Abdimajit, who was the first accused, had received four photos which they were to use to falsify Kenyan Identity cards to conceal their identity.

One of the photos was that of Omar Abdi Siyat aka Samatra.

Abdi was one of the gunmen who arrived at the entrance of the Dusit D2 hotel complex and started shooting indiscriminately on January 16, 2019.  

The other gunmen were Ali Salim Gichunge, Osman Ibrahim Gedi alias Abdiweli Gedi, Mahir Riziki and another fighter only identified as Hassan.

Born in 1992 in Dagahaley, one of the Dadaab refugee camps, Abdi had activated a new Kenyan phone on January 4 2019 in preparation for the attack and travelled to Nairobi from Dagahaley the next day.

The phone immediately placed a call to Somalia after its activation, and Abdi continued to contact numbers in Somalia until January 14 2019, when the phone was last used, according to intelligence reports.

On 13 January 2019, Abdi moved to the Gichunges’ safe house on the outskirts of Nairobi, where he stayed until the attack. On the day of the attack, CCTV footage captured Gichunge and Abdi entering the DusitD2 complex in black gear and armed with assault rifles.

Riziki was the suicide bomber who blew himself up outside Secret Garden restaurant.

Al Shabaab dubbed the Dusit D2 operation Al-Qudsu Lan Tuhawwad (“Jerusalem will never be Judaized”) and stated that it had targeted “Western and Zionist interests worldwide.”

One of the other three photos was used in making an ID which belonged to Mbarak Abdi Huka, who was on February 15, 2018 killed in Merti, Isiolo County.

He was killed when an elite team of Kenyan security agencies ambushed them as they headed to Nairobi while driving in a motor vehicle fitted with Improvised Exclusive Devices (IEDs).

The other two photos belonged to two people who remain unknown to date. They were to be used by two militants only identified as Ahmed and Said. The two fled during the shootout with Kenyan security forces in Isiolo.

According to security expert Haggai Chogo, the faking of identities by these militants is just a usual way criminals use to survive.

Chogo explained this is aimed at camouflaging so as they can confuse investigators or divert attention from what their real plan is.

“The actions of terrorists are usually advanced, they usually have a mission and motive all guided by a certain timeline,” he said.
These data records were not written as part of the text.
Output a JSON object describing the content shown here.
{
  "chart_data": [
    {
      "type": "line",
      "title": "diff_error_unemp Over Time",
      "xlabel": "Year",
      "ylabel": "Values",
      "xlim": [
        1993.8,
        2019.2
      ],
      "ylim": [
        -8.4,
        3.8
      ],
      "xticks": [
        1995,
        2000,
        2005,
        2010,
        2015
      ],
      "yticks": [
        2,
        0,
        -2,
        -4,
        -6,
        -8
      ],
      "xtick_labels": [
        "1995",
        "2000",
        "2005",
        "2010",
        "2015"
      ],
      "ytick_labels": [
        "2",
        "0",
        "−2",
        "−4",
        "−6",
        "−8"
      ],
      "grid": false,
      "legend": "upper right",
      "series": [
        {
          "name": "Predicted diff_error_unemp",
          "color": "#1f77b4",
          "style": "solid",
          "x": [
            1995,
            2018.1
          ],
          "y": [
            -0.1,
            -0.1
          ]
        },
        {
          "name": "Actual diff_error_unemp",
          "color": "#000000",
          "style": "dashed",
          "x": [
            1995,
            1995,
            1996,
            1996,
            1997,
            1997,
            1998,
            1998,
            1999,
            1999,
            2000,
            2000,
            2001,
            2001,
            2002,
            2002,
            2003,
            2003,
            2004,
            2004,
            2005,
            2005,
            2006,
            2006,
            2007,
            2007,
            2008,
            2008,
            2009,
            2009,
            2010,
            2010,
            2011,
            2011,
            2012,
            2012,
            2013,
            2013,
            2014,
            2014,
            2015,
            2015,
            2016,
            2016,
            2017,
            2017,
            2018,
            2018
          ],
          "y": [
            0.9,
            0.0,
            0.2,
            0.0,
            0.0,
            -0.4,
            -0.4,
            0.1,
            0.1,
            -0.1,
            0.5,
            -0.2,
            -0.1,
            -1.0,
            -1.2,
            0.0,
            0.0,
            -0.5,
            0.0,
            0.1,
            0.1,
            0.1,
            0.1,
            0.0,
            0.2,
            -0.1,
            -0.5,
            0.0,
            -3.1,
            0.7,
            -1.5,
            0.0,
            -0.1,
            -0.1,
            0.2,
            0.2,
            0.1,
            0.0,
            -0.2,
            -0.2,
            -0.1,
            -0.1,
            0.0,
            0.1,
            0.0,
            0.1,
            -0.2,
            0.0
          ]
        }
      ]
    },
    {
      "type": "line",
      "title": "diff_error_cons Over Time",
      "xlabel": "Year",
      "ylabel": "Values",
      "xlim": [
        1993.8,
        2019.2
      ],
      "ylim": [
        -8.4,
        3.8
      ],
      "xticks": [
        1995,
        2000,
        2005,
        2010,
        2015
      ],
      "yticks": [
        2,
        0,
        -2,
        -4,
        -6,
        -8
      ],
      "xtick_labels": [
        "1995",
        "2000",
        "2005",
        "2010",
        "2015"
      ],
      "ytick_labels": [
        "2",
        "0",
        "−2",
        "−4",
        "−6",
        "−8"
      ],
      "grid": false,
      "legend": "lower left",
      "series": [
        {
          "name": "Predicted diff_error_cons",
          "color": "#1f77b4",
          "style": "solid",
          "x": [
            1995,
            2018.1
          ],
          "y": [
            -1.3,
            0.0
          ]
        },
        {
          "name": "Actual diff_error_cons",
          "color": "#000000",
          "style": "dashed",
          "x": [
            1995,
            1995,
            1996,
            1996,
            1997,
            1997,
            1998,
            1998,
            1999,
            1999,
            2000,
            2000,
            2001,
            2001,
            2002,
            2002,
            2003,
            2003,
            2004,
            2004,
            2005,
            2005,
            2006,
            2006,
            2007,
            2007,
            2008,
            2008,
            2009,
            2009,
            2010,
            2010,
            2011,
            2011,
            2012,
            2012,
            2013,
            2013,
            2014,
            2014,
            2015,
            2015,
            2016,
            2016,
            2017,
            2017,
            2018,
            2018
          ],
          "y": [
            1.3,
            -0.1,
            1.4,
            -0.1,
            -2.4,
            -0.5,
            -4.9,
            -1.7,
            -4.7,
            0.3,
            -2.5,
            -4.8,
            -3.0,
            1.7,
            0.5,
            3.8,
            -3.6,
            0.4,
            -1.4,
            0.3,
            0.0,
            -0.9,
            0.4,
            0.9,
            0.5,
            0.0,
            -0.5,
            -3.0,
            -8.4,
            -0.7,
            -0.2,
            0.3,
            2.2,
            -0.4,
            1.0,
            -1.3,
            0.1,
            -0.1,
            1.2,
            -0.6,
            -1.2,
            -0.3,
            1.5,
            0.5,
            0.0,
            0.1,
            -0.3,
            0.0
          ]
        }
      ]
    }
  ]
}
According to him, there is a need for investigating officers to do more scrutiny once they arrest such people.

This, he said, can only be achieved by ensuring thorough forensic analysis.

Security analyst Mr George Musamali also says the disguised identity is part of a scheme to conceal detection.

“They are only being tactical and each time they are trying to use a way they can to divert attention,” he says.

In an article published by Ms Suzanne Barber, who is an American engineer and author, fake IDs are an important tool for terrorists.

She says that the ability of terrorists to steal or falsify identities is a major weakness in counter-terrorism efforts.

“We need to make it harder for terrorists to falsify their identities, and prevent them from acquiring valuable identity documents,” she writes.